With 368 people injured and an unknown number trapped under rubble, the figure of dead and wounded was expected to rise in the wake of the pre-dawn quake, Prime Minister Matteo Renzi warned.
"This is not a final toll," he said.
Hundreds of people were to spend a chilly night in hastily-assembled tents with the risk of aftershocks making it far too risky for them to return home.
Scores of buildings were reduced to dusty piles of masonry in communities close to the epicentre of the quake, which had a magnitude of between 6.0 and 6.2.
The devastated area is just north of L'Aquila, the city where some 300 people died in another quake in 2009.
More than half of the deaths occurred in and around the villages of Amatrice, Accumoli and Arquata del Tronto.
Guido Bordo, 69, lost his sister and her husband after they were trapped inside their holiday house in the hamlet of Illica, near Accumoli.
"There's no sound from them, we only heard their cats," he told AFP before the deaths were confirmed.
Sergio Camosi escaped in his underwear with his wife and daughter just before his house caved in.
"We ran down the stairs but the door was blocked by stones so we had to climb out the window," he said tearfully.
Among the victims was a nine-month-old baby girl whose parents survived, an 18-month-old toddler and two other young children who died with their parents in Accumoli.

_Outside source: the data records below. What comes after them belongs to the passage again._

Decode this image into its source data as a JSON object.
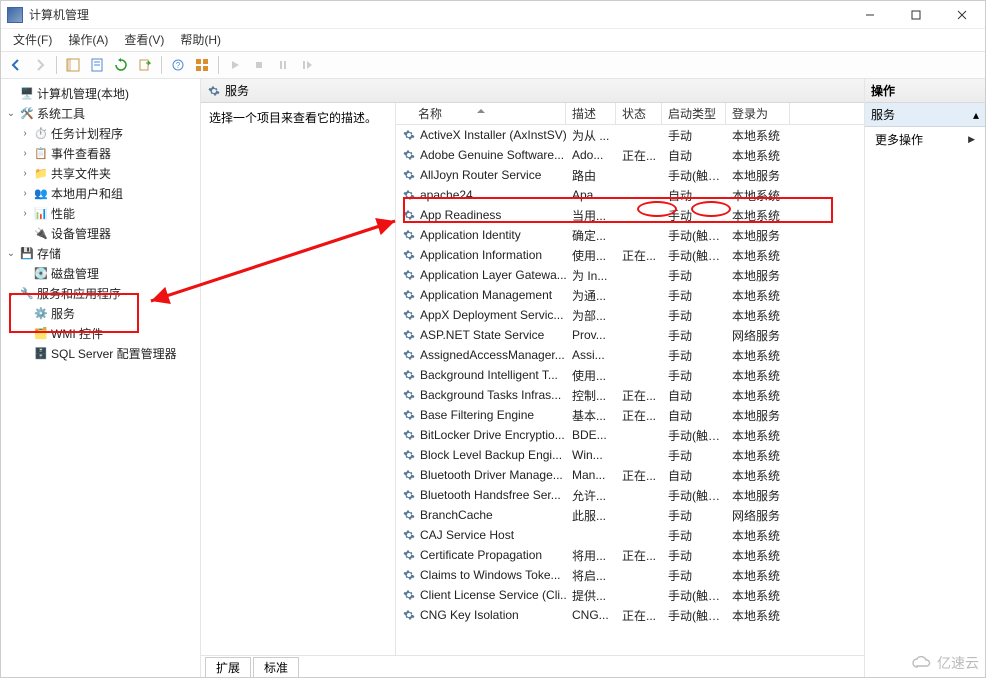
{
  "window": {
    "title": "计算机管理"
  },
  "menu": {
    "file": "文件(F)",
    "action": "操作(A)",
    "view": "查看(V)",
    "help": "帮助(H)"
  },
  "tree": {
    "root": "计算机管理(本地)",
    "system_tools": "系统工具",
    "task_scheduler": "任务计划程序",
    "event_viewer": "事件查看器",
    "shared_folders": "共享文件夹",
    "local_users": "本地用户和组",
    "performance": "性能",
    "device_manager": "设备管理器",
    "storage": "存储",
    "disk_mgmt": "磁盘管理",
    "services_apps": "服务和应用程序",
    "services": "服务",
    "wmi": "WMI 控件",
    "sqlserver": "SQL Server 配置管理器"
  },
  "center": {
    "header": "服务",
    "desc_prompt": "选择一个项目来查看它的描述。",
    "columns": {
      "name": "名称",
      "desc": "描述",
      "status": "状态",
      "type": "启动类型",
      "logon": "登录为"
    },
    "tabs": {
      "ext": "扩展",
      "std": "标准"
    }
  },
  "right": {
    "header": "操作",
    "sub": "服务",
    "more": "更多操作"
  },
  "watermark": "亿速云",
  "services": [
    {
      "name": "ActiveX Installer (AxInstSV)",
      "desc": "为从 ...",
      "status": "",
      "type": "手动",
      "logon": "本地系统"
    },
    {
      "name": "Adobe Genuine Software...",
      "desc": "Ado...",
      "status": "正在...",
      "type": "自动",
      "logon": "本地系统"
    },
    {
      "name": "AllJoyn Router Service",
      "desc": "路由",
      "status": "",
      "type": "手动(触发...",
      "logon": "本地服务"
    },
    {
      "name": "apache24",
      "desc": "Apa...",
      "status": "",
      "type": "自动",
      "logon": "本地系统"
    },
    {
      "name": "App Readiness",
      "desc": "当用...",
      "status": "",
      "type": "手动",
      "logon": "本地系统"
    },
    {
      "name": "Application Identity",
      "desc": "确定...",
      "status": "",
      "type": "手动(触发...",
      "logon": "本地服务"
    },
    {
      "name": "Application Information",
      "desc": "使用...",
      "status": "正在...",
      "type": "手动(触发...",
      "logon": "本地系统"
    },
    {
      "name": "Application Layer Gatewa...",
      "desc": "为 In...",
      "status": "",
      "type": "手动",
      "logon": "本地服务"
    },
    {
      "name": "Application Management",
      "desc": "为通...",
      "status": "",
      "type": "手动",
      "logon": "本地系统"
    },
    {
      "name": "AppX Deployment Servic...",
      "desc": "为部...",
      "status": "",
      "type": "手动",
      "logon": "本地系统"
    },
    {
      "name": "ASP.NET State Service",
      "desc": "Prov...",
      "status": "",
      "type": "手动",
      "logon": "网络服务"
    },
    {
      "name": "AssignedAccessManager...",
      "desc": "Assi...",
      "status": "",
      "type": "手动",
      "logon": "本地系统"
    },
    {
      "name": "Background Intelligent T...",
      "desc": "使用...",
      "status": "",
      "type": "手动",
      "logon": "本地系统"
    },
    {
      "name": "Background Tasks Infras...",
      "desc": "控制...",
      "status": "正在...",
      "type": "自动",
      "logon": "本地系统"
    },
    {
      "name": "Base Filtering Engine",
      "desc": "基本...",
      "status": "正在...",
      "type": "自动",
      "logon": "本地服务"
    },
    {
      "name": "BitLocker Drive Encryptio...",
      "desc": "BDE...",
      "status": "",
      "type": "手动(触发...",
      "logon": "本地系统"
    },
    {
      "name": "Block Level Backup Engi...",
      "desc": "Win...",
      "status": "",
      "type": "手动",
      "logon": "本地系统"
    },
    {
      "name": "Bluetooth Driver Manage...",
      "desc": "Man...",
      "status": "正在...",
      "type": "自动",
      "logon": "本地系统"
    },
    {
      "name": "Bluetooth Handsfree Ser...",
      "desc": "允许...",
      "status": "",
      "type": "手动(触发...",
      "logon": "本地服务"
    },
    {
      "name": "BranchCache",
      "desc": "此服...",
      "status": "",
      "type": "手动",
      "logon": "网络服务"
    },
    {
      "name": "CAJ Service Host",
      "desc": "",
      "status": "",
      "type": "手动",
      "logon": "本地系统"
    },
    {
      "name": "Certificate Propagation",
      "desc": "将用...",
      "status": "正在...",
      "type": "手动",
      "logon": "本地系统"
    },
    {
      "name": "Claims to Windows Toke...",
      "desc": "将启...",
      "status": "",
      "type": "手动",
      "logon": "本地系统"
    },
    {
      "name": "Client License Service (Cli...",
      "desc": "提供...",
      "status": "",
      "type": "手动(触发...",
      "logon": "本地系统"
    },
    {
      "name": "CNG Key Isolation",
      "desc": "CNG...",
      "status": "正在...",
      "type": "手动(触发...",
      "logon": "本地系统"
    }
  ]
}
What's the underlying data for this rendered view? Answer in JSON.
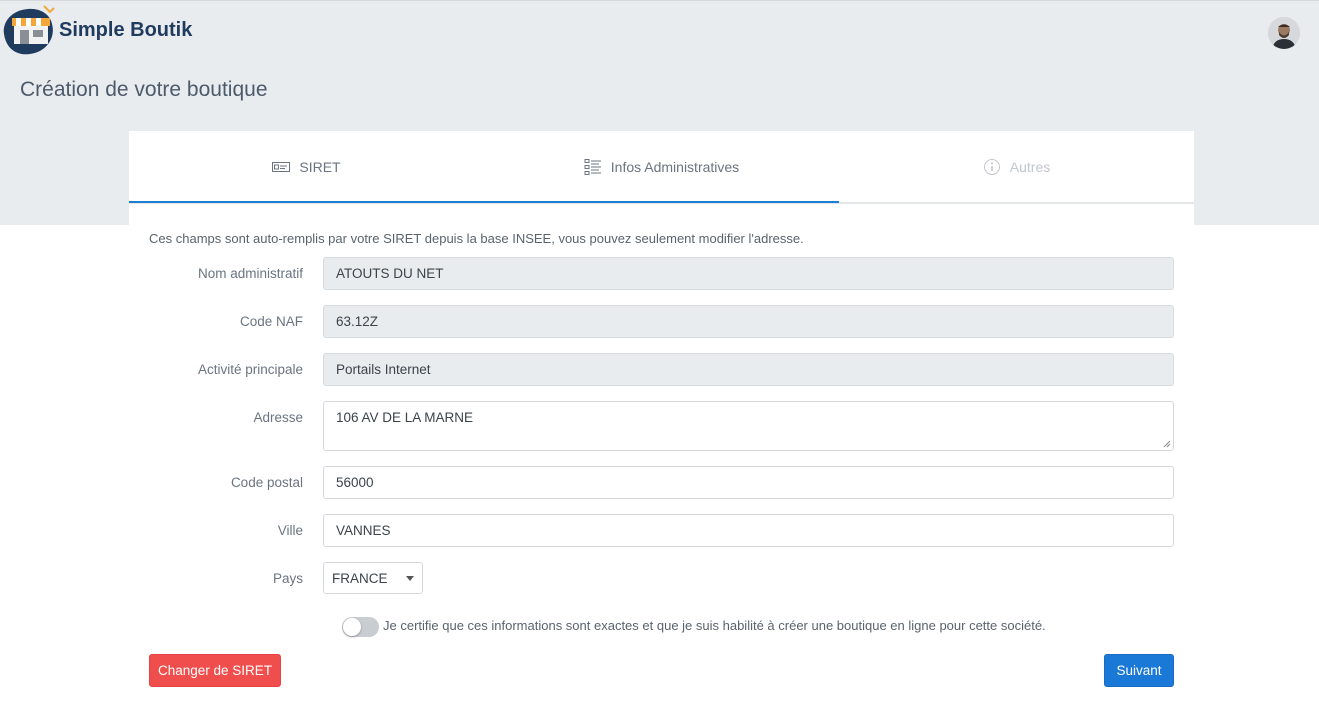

Two boys aged four and seven were saved by their quick-thinking grandmother, who ushered them under a bed as soon as the shaking began, according to reports. She also survived but lost her husband.
It was Italy's most powerful earthquake since the 2009 disaster in L'Aquila.
"Half the village has disappeared," said Amatrice mayor Sergio Pirozzi, surveying a town centre that looked as if had been subjected to a bombing raid.